As hundreds face redundancy with the local Transit factory closure, what impact could have been made, for example, if those workers were in occupation of their factory with the solidarity of Ford workers across Europe?

Such a battle would have raised the standing of the trade unions as defenders against austerity and opened the possibility of the protest vote going to an anti-cuts, workers’ candidate.

Workers’ candidate

In Daz Procter, the RMT Southampton Shipping branch secretary and RMT executive member, Eastleigh TUSC fielded an excellent candidate with support from the RMT and a significant number of local trade union activists.

But with the shortage of time and a deliberate media blackout, referred to by Ken Loach on the election night Question Time (after the polls had closed!), we were unable to make an electoral impact.

Despite high expectations the newly-formed National Health Action Party also failed to impact, although it was granted TV and press coverage, locally and nationally in the Guardian, the Independent, and the Daily Mirror.

Reflecting the role of our candidate as a local and national anti-cuts fighter, Daz led a demonstration of over 200 in Portsmouth on 23 February.

On election day, before heading to the Eastleigh count, Daz visited his home town of Bootle where he had organised a demonstration against the hated ‘bedroom tax’.

Over 1,200 attended the demo. Many then stormed the Sefton council budget setting meeting. The campaign has now declared its support for standing TUSC candidates in the local elections.

The electoral breakthrough for TUSC lies ahead in the stormy battles to come. Eastleigh shows again that many are in open revolt against the political establishment.

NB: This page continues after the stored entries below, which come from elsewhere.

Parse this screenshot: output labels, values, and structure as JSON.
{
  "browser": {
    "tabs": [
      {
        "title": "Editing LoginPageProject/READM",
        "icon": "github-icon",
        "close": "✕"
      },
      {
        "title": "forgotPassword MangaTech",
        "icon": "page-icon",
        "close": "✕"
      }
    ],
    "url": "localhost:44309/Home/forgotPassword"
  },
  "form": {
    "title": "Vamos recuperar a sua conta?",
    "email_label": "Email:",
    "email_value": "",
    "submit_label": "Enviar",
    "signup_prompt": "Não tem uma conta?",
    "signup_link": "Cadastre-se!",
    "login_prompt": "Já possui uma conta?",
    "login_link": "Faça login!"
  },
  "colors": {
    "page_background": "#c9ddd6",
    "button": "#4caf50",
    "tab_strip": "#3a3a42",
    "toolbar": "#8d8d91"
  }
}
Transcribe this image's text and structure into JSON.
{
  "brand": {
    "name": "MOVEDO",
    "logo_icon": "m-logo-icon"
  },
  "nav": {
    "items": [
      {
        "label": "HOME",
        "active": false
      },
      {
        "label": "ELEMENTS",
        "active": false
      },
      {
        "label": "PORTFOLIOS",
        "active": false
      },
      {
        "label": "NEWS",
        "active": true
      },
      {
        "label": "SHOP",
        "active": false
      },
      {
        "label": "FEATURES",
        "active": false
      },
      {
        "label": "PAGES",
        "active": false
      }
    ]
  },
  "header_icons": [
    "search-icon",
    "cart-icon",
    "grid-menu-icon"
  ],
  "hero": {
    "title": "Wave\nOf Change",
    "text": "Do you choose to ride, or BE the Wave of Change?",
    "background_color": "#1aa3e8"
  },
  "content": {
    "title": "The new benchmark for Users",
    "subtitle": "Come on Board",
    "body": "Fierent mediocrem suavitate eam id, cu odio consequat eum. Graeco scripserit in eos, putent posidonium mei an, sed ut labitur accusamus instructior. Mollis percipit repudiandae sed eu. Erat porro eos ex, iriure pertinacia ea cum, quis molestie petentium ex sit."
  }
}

This time last year Respect was the vehicle for protest in Bradford West, where Ukip was heavily defeated.

In Scotland it has been the SNP, in Brighton the Greens. But all these forces will be put to the test again and again by the relentless economic crisis.

Eastleigh didn’t provide the votes this time but now has a base for TUSC. Activists from the RMT, Unite, Unison, CWU and Prospect unions and Disabled People Against Cuts (DPAC) are meeting this week to discuss plans for the forthcoming May elections.